ECOWAS Member States Urged to Speedily Ratify, Implement African Convention On IDPs

6 July 2011
press release

Abuja — A two-day meeting of experts on humanitarian issues in West Africa has been charged to come up with proposals to facilitate the speedy ratification and implementation of the African Union (AU) Convention on humanitarian assistance and internal displacement, known as the Kampala Convention.

The meeting which kicked off Tuesday, 5th July 2011 at the ECOWAS Parliament, Abuja, and organized by the ECOWAS Commission in conjunction with the UN refugee agency (UNHRC), the UN Office for the Coordination of Humanitarian Affairs (OCHA) and AU with support from the Government of Finland, is to prepare the first ministerial meeting on Thursday, 7th July on the same agenda. Making a strong case for the ratification and implementation of the Convention, which was adopted by African leaders in 2009, the ECOWAS Commissioner for Human Development and Gender, Dr. Adrienne Diop, noted that the challenges arising from forced displacement encumbered integration and development efforts in the region. She said the objective of the experts' meeting was to create awareness about the convention and highlight its relevance "to our responsibility to provide humanitarian assistance while guaranteeing the human rights of internally displaced persons." The Commissioner commended the AU for producing the Convention, and urged the experts to formulate concrete proposals that would usher in a regime for its wide spread adoption in West Africa.

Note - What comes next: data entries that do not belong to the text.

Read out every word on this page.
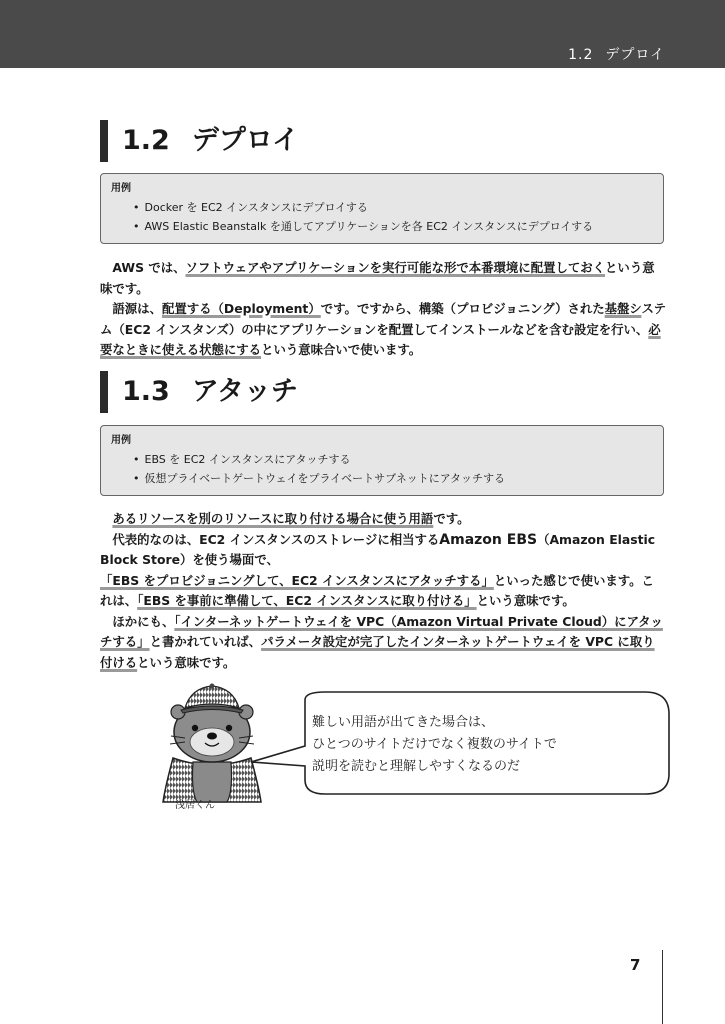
1.2 デプロイ
1.2 デプロイ
用例
• Docker を EC2 インスタンスにデプロイする
• AWS Elastic Beanstalk を通してアプリケーションを各 EC2 インスタンスにデプロイする

AWS では、ソフトウェアやアプリケーションを実行可能な形で本番環境に配置しておくという意味です。

語源は、配置する（Deployment）です。ですから、構築（プロビジョニング）された基盤システム（EC2 インスタンズ）の中にアプリケーションを配置してインストールなどを含む設定を行い、必要なときに使える状態にするという意味合いで使います。

1.3 アタッチ
用例
• EBS を EC2 インスタンスにアタッチする
• 仮想プライベートゲートウェイをプライベートサブネットにアタッチする

あるリソースを別のリソースに取り付ける場合に使う用語です。

代表的なのは、EC2 インスタンスのストレージに相当するAmazon EBS（Amazon Elastic Block Store）を使う場面で、「EBS をプロビジョニングして、EC2 インスタンスにアタッチする」といった感じで使います。これは、「EBS を事前に準備して、EC2 インスタンスに取り付ける」という意味です。

ほかにも、「インターネットゲートウェイを VPC（Amazon Virtual Private Cloud）にアタッチする」と書かれていれば、パラメータ設定が完了したインターネットゲートウェイを VPC に取り付けるという意味です。

浅居くん
難しい用語が出てきた場合は、
ひとつのサイトだけでなく複数のサイトで
説明を読むと理解しやすくなるのだ
7
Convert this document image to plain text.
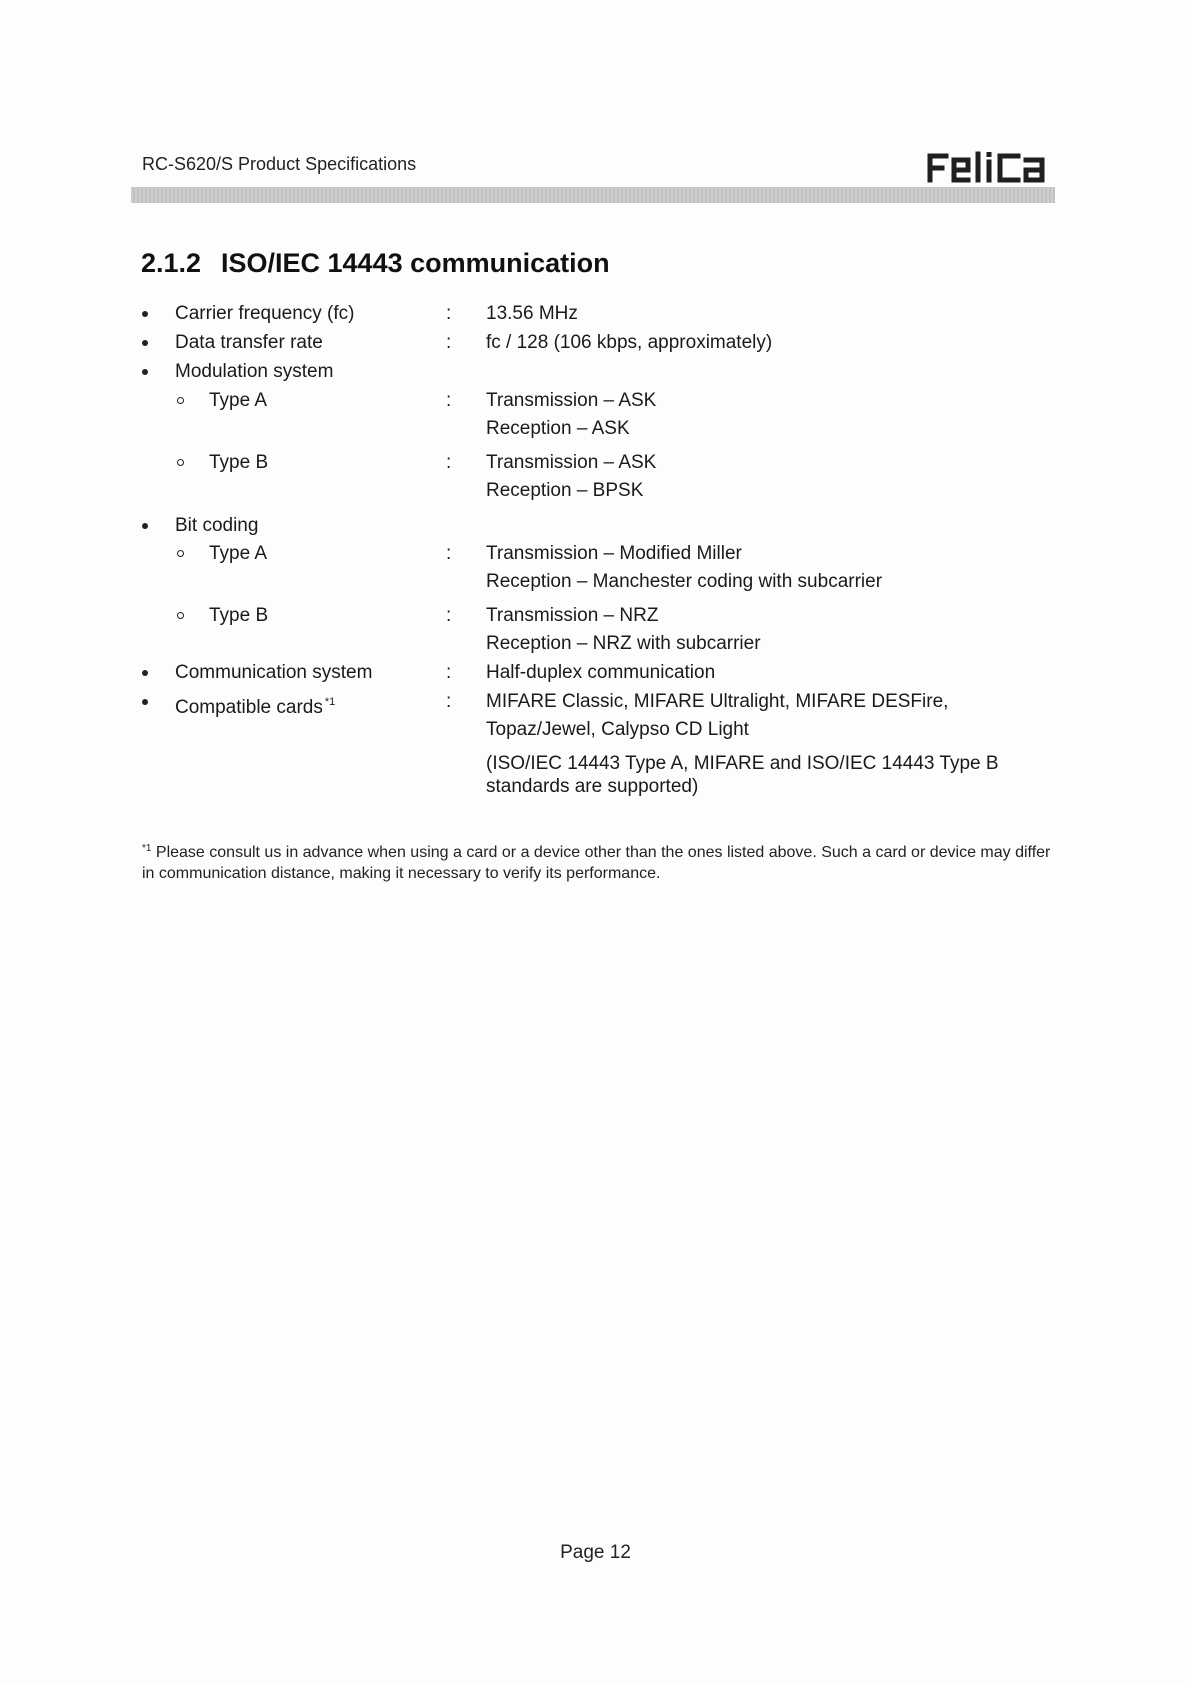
RC-S620/S Product Specifications
2.1.2 ISO/IEC 14443 communication
Carrier frequency (fc)	: 13.56 MHz
Data transfer rate	: fc / 128 (106 kbps, approximately)
Modulation system
Type A	: Transmission – ASK
Reception – ASK
Type B	: Transmission – ASK
Reception – BPSK
Bit coding
Type A	: Transmission – Modified Miller
Reception – Manchester coding with subcarrier
Type B	: Transmission – NRZ
Reception – NRZ with subcarrier
Communication system	: Half-duplex communication
Compatible cards $^{*1}$	: MIFARE Classic, MIFARE Ultralight, MIFARE DESFire,
Topaz/Jewel, Calypso CD Light
(ISO/IEC 14443 Type A, MIFARE and ISO/IEC 14443 Type B standards are supported)
$^{*1}$ Please consult us in advance when using a card or a device other than the ones listed above. Such a card or device may differ in communication distance, making it necessary to verify its performance.
Page 12
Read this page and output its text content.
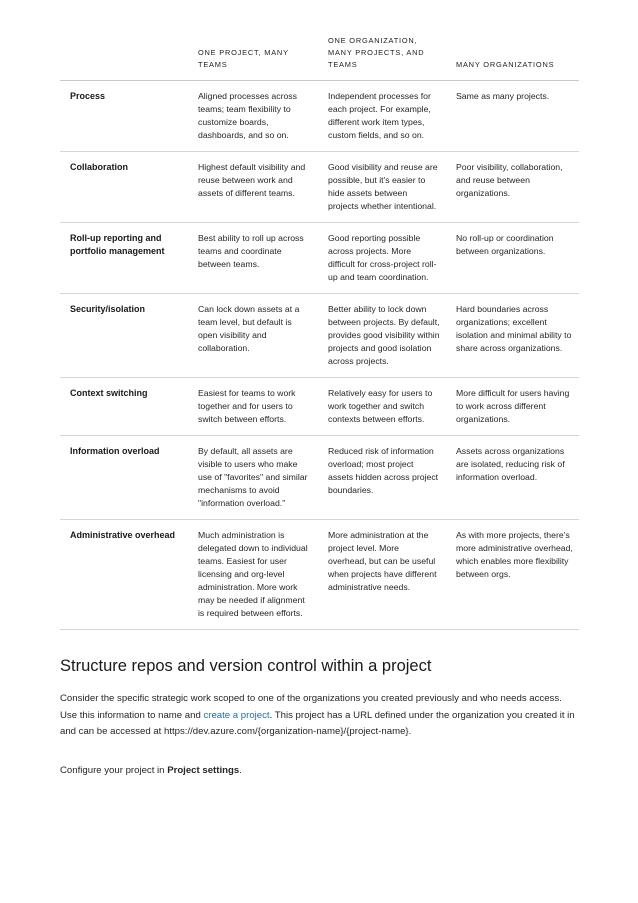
	ONE PROJECT, MANY TEAMS	ONE ORGANIZATION, MANY PROJECTS, AND TEAMS	MANY ORGANIZATIONS
Process	Aligned processes across teams; team flexibility to customize boards, dashboards, and so on.	Independent processes for each project. For example, different work item types, custom fields, and so on.	Same as many projects.
Collaboration	Highest default visibility and reuse between work and assets of different teams.	Good visibility and reuse are possible, but it's easier to hide assets between projects whether intentional.	Poor visibility, collaboration, and reuse between organizations.
Roll-up reporting and portfolio management	Best ability to roll up across teams and coordinate between teams.	Good reporting possible across projects. More difficult for cross-project roll-up and team coordination.	No roll-up or coordination between organizations.
Security/isolation	Can lock down assets at a team level, but default is open visibility and collaboration.	Better ability to lock down between projects. By default, provides good visibility within projects and good isolation across projects.	Hard boundaries across organizations; excellent isolation and minimal ability to share across organizations.
Context switching	Easiest for teams to work together and for users to switch between efforts.	Relatively easy for users to work together and switch contexts between efforts.	More difficult for users having to work across different organizations.
Information overload	By default, all assets are visible to users who make use of "favorites" and similar mechanisms to avoid "information overload."	Reduced risk of information overload; most project assets hidden across project boundaries.	Assets across organizations are isolated, reducing risk of information overload.
Administrative overhead	Much administration is delegated down to individual teams. Easiest for user licensing and org-level administration. More work may be needed if alignment is required between efforts.	More administration at the project level. More overhead, but can be useful when projects have different administrative needs.	As with more projects, there's more administrative overhead, which enables more flexibility between orgs.
Structure repos and version control within a project

Consider the specific strategic work scoped to one of the organizations you created previously and who needs access. Use this information to name and create a project. This project has a URL defined under the organization you created it in and can be accessed at https://dev.azure.com/{organization-name}/{project-name}.

Configure your project in Project settings.
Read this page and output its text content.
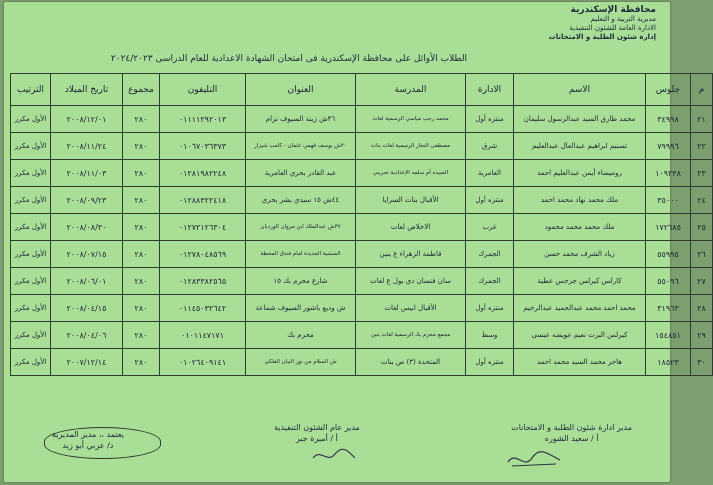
محافظة الإسكندرية
مديرية التربية و التعليم
الادارة العامة للشئون التنفيذية
إدارة شئون الطلبة و الامتحانات
الطلاب الأوائل على محافظة الإسكندرية فى امتحان الشهادة الاعدادية للعام الدراسى ٢٠٢٤/٢٠٢٣
م	جلوس	الاسم	الادارة	المدرسة	العنوان	التليفون	مجموع	تاريخ الميلاد	الترتيب
٢١	٣٤٩٩٨	محمد طارق السيد عبدالرسول سليمان	منتزه أول	محمد رجب مياسي الرسمية لغات	٣٦ش زينة السيوف ترام	٠١١١١٢٩٢٠١٣	٢٨٠	٢٠٠٨/١٢/٠١	الأول مكرر
٢٢	٧٩٩٩٦	تسنيم ابراهيم عبدالعال عبدالعليم	شرق	مصطفى النجار الرسمية لغات بنات	٢٠ش يوسف فهمي عثمان - كامب شيزار	٠١٠٦٧٠٣٦٣٧٣	٢٨٠	٢٠٠٨/١١/٢٤	الأول مكرر
٢٣	١٠٩٢٣٨	روميساء أيمن عبدالعليم احمد	العامرية	السيده أم سلمه الإعدادية تجريبي	عبد القادر بحري العامرية	٠١٢٨١٩٨٢٢٤٨	٢٨٠	٢٠٠٨/١١/٠٣	الأول مكرر
٢٤	٣٥٠٠٠	ملك محمد نهاد محمد احمد	منتزه أول	الأقبال بنات السرايا	٤٤ش ١٥ سيدي بشر بحري	٠١٢٨٨٣٢٢٤١٨	٢٨٠	٢٠٠٨/٠٩/٢٣	الأول مكرر
٢٥	١٧٢٦٨٥	ملك محمد محمد محمود	غرب	الاخلاص لغات	٣٧ش عبدالملك ابن مروان الوردبان	٠١٢٧٢١٢٦٣٠٤	٢٨٠	٢٠٠٨/٠٨/٣٠	الأول مكرر
٢٦	٥٥٩٩٥	زياد الشرف محمد حسن	الجمرك	فاطمة الزهراء ع بنين	المنشية الجديدة امام فندق المحطة	٠١٢٧٨٠٤٨٥٦٩	٢٨٠	٢٠٠٨/٠٧/١٥	الأول مكرر
٢٧	٥٥٠٩٦	كارلس كيرلس جرجس عطية	الجمرك	سان فنسان دي بول ع لغات	شارع محرم بك ١٥	٠١٢٨٣٣٨٢٥٦٥	٢٨٠	٢٠٠٨/٠٦/٠١	الأول مكرر
٢٨	٣١٩٦٣	محمد احمد محمد عبدالحميد عبدالرحيم	منتزه أول	الأقبال ابيس لغات	ش وديع باشور السيوف شماعة	٠١١٤٥٠٣٢٦٤٢	٢٨٠	٢٠٠٨/٠٤/١٥	الأول مكرر
٢٩	١٥٤٨٥١	كيرلس البرت نعيم عويضه عيسى	وسط	مجمع محرم بك الرسمية لغات بنين	محرم بك	٠١٠١١٤٧١٧١	٢٨٠	٢٠٠٨/٠٤/٠٦	الأول مكرر
٣٠	١٨٥٢٣	هاجر محمد السيد محمد احمد	منتزه أول	المتحدة (٣) ص بنات	ش السلام من نور البيان الفلكي	٠١٠٢٦٤٠٩١٤١	٢٨٠	٢٠٠٧/١٢/١٤	الأول مكرر
مدير ادارة شئون الطلبة و الامتحانات
أ / سعيد الشوره
مدير عام الشئون التنفيذية
أ / أميرة جبر
يعتمد ،، مدير المديرية
د/ عربي أبو زيد
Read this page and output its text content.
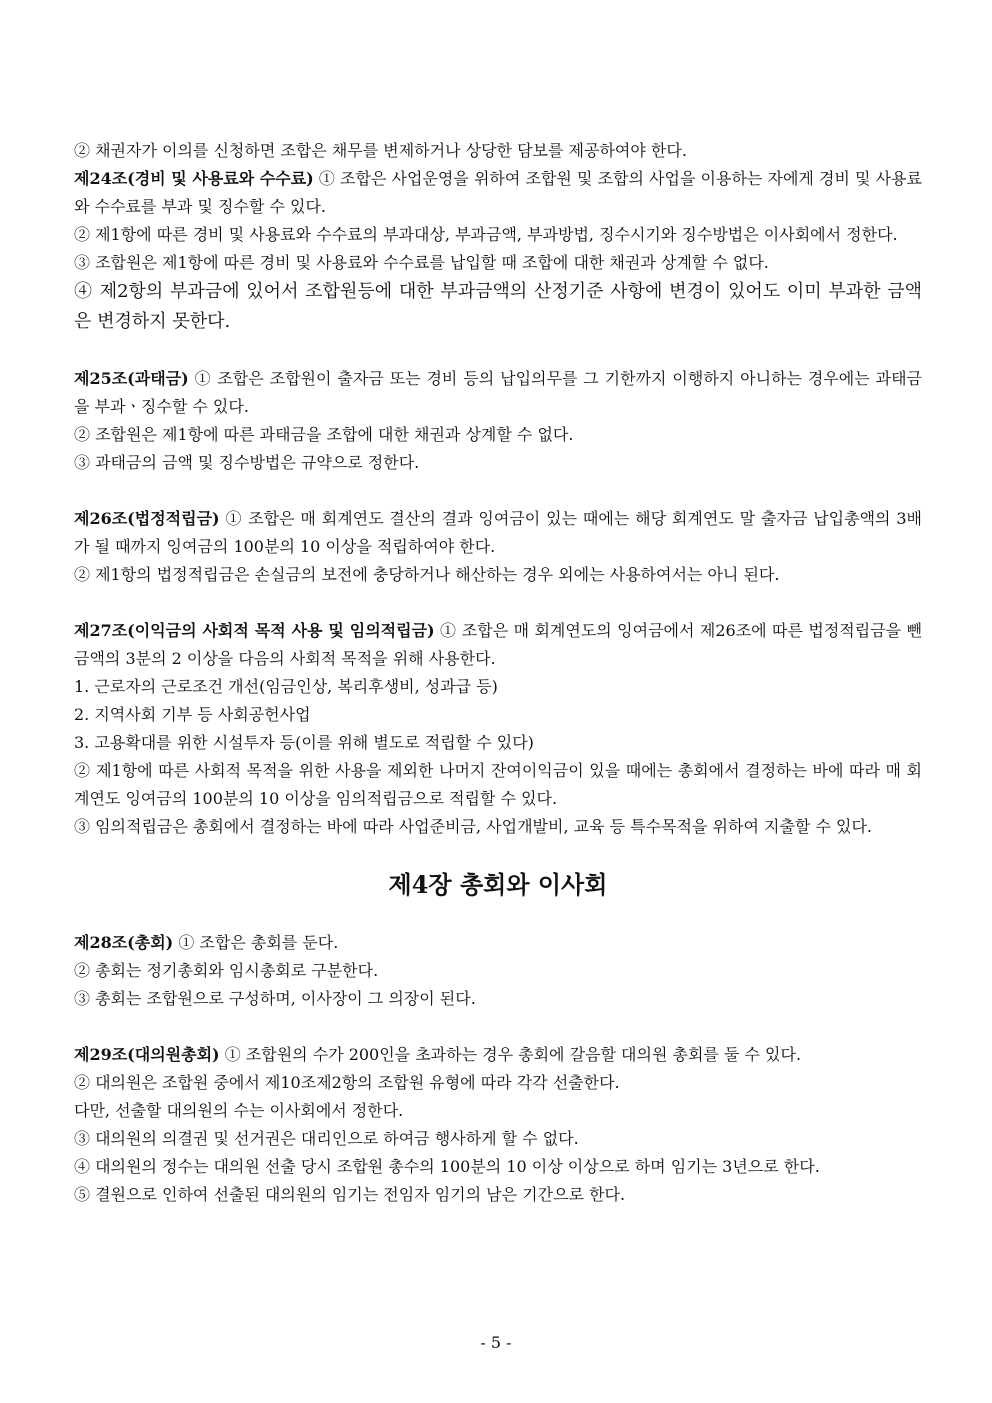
② 채권자가 이의를 신청하면 조합은 채무를 변제하거나 상당한 담보를 제공하여야 한다.

제24조(경비 및 사용료와 수수료) ① 조합은 사업운영을 위하여 조합원 및 조합의 사업을 이용하는 자에게 경비 및 사용료와 수수료를 부과 및 징수할 수 있다.

② 제1항에 따른 경비 및 사용료와 수수료의 부과대상, 부과금액, 부과방법, 징수시기와 징수방법은 이사회에서 정한다.

③ 조합원은 제1항에 따른 경비 및 사용료와 수수료를 납입할 때 조합에 대한 채권과 상계할 수 없다.

④ 제2항의 부과금에 있어서 조합원등에 대한 부과금액의 산정기준 사항에 변경이 있어도 이미 부과한 금액은 변경하지 못한다.

제25조(과태금) ① 조합은 조합원이 출자금 또는 경비 등의 납입의무를 그 기한까지 이행하지 아니하는 경우에는 과태금을 부과ㆍ징수할 수 있다.

② 조합원은 제1항에 따른 과태금을 조합에 대한 채권과 상계할 수 없다.

③ 과태금의 금액 및 징수방법은 규약으로 정한다.

제26조(법정적립금) ① 조합은 매 회계연도 결산의 결과 잉여금이 있는 때에는 해당 회계연도 말 출자금 납입총액의 3배가 될 때까지 잉여금의 100분의 10 이상을 적립하여야 한다.

② 제1항의 법정적립금은 손실금의 보전에 충당하거나 해산하는 경우 외에는 사용하여서는 아니 된다.

제27조(이익금의 사회적 목적 사용 및 임의적립금) ① 조합은 매 회계연도의 잉여금에서 제26조에 따른 법정적립금을 뺀 금액의 3분의 2 이상을 다음의 사회적 목적을 위해 사용한다.

1. 근로자의 근로조건 개선(임금인상, 복리후생비, 성과급 등)

2. 지역사회 기부 등 사회공헌사업

3. 고용확대를 위한 시설투자 등(이를 위해 별도로 적립할 수 있다)

② 제1항에 따른 사회적 목적을 위한 사용을 제외한 나머지 잔여이익금이 있을 때에는 총회에서 결정하는 바에 따라 매 회계연도 잉여금의 100분의 10 이상을 임의적립금으로 적립할 수 있다.

③ 임의적립금은 총회에서 결정하는 바에 따라 사업준비금, 사업개발비, 교육 등 특수목적을 위하여 지출할 수 있다.

제4장 총회와 이사회

제28조(총회) ① 조합은 총회를 둔다.

② 총회는 정기총회와 임시총회로 구분한다.

③ 총회는 조합원으로 구성하며, 이사장이 그 의장이 된다.

제29조(대의원총회) ① 조합원의 수가 200인을 초과하는 경우 총회에 갈음할 대의원 총회를 둘 수 있다.

② 대의원은 조합원 중에서 제10조제2항의 조합원 유형에 따라 각각 선출한다.

다만, 선출할 대의원의 수는 이사회에서 정한다.

③ 대의원의 의결권 및 선거권은 대리인으로 하여금 행사하게 할 수 없다.

④ 대의원의 정수는 대의원 선출 당시 조합원 총수의 100분의 10 이상 이상으로 하며 임기는 3년으로 한다.

⑤ 결원으로 인하여 선출된 대의원의 임기는 전임자 임기의 남은 기간으로 한다.

- 5 -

Speaking in the same vein, the chairman of the opening ceremony Mr. Tajudeen Adeniyi, an official of Nigeria's Ministry of Foreign Affairs, urged the experts to make recommendations that recognized the very thin line between the status of refugees and that of internally displaced persons. Mr. Steven Corliss, Deputy Director, Regional Bureau for Africa, UNHCR, said the Kampala convention "calls on States to prevent and mitigate displacement by addressing its root causes", adding that the document also prohibits arbitrary displacements, provides a comprehensive legal framework for protecting and assisting internally displaced people and promotes regional and international solidarity and cooperation. "Just as the African Union is leading the way globally through the adoption of the Kampala Convention, the ECOWAS region is in the vanguard on the African continent, accounting for nearly half of the African Union Member States to have ratified the Convention so far," he said. Corliss, who spoke on behalf of the UN High Commissioner for Refugees, Antonio Guterres, said the problem of internal displacement had become a significant focus of the work of the UNHCR and partners, especially in Africa where the phenomenon was growing while the number of refugees was declining. He expressed the hope that the experts and ministerial meetings would create the momentum and additional ratifications needed to bring the Kampala Convention into force this year.

Ambassador Cheick Camara, Chair of the AU Sub-commute on Refugees and Displaced Persons, said the Kampala Convention was the Organization's response to the challenges of internal displacement facing the continent. In her remarks, Ms. Satu Lassila, a senior adviser on humanitarian affairs in the Finnish Foreign Ministry, said: "with increasing resources devoted to humanitarian assistance, the international humanitarian system also has to strengthen its accountability". "Accountability," she explained, "should be mostly towards the affected country governments and beneficiaries, not only towards donors." "In addition, all countries should keep in mind that humanitarian assistance should never be used as a political instrument. It must always remain distinct from the foreign policy and crises management agenda," she added. Professor Omar Ndongo, General Secretary of the West African Civil Society Forum (WASCOF), urged governments in the region to play their part in addressing the root causes of internal displacement by upholding the principles of democracy, good governance and respect for human rights.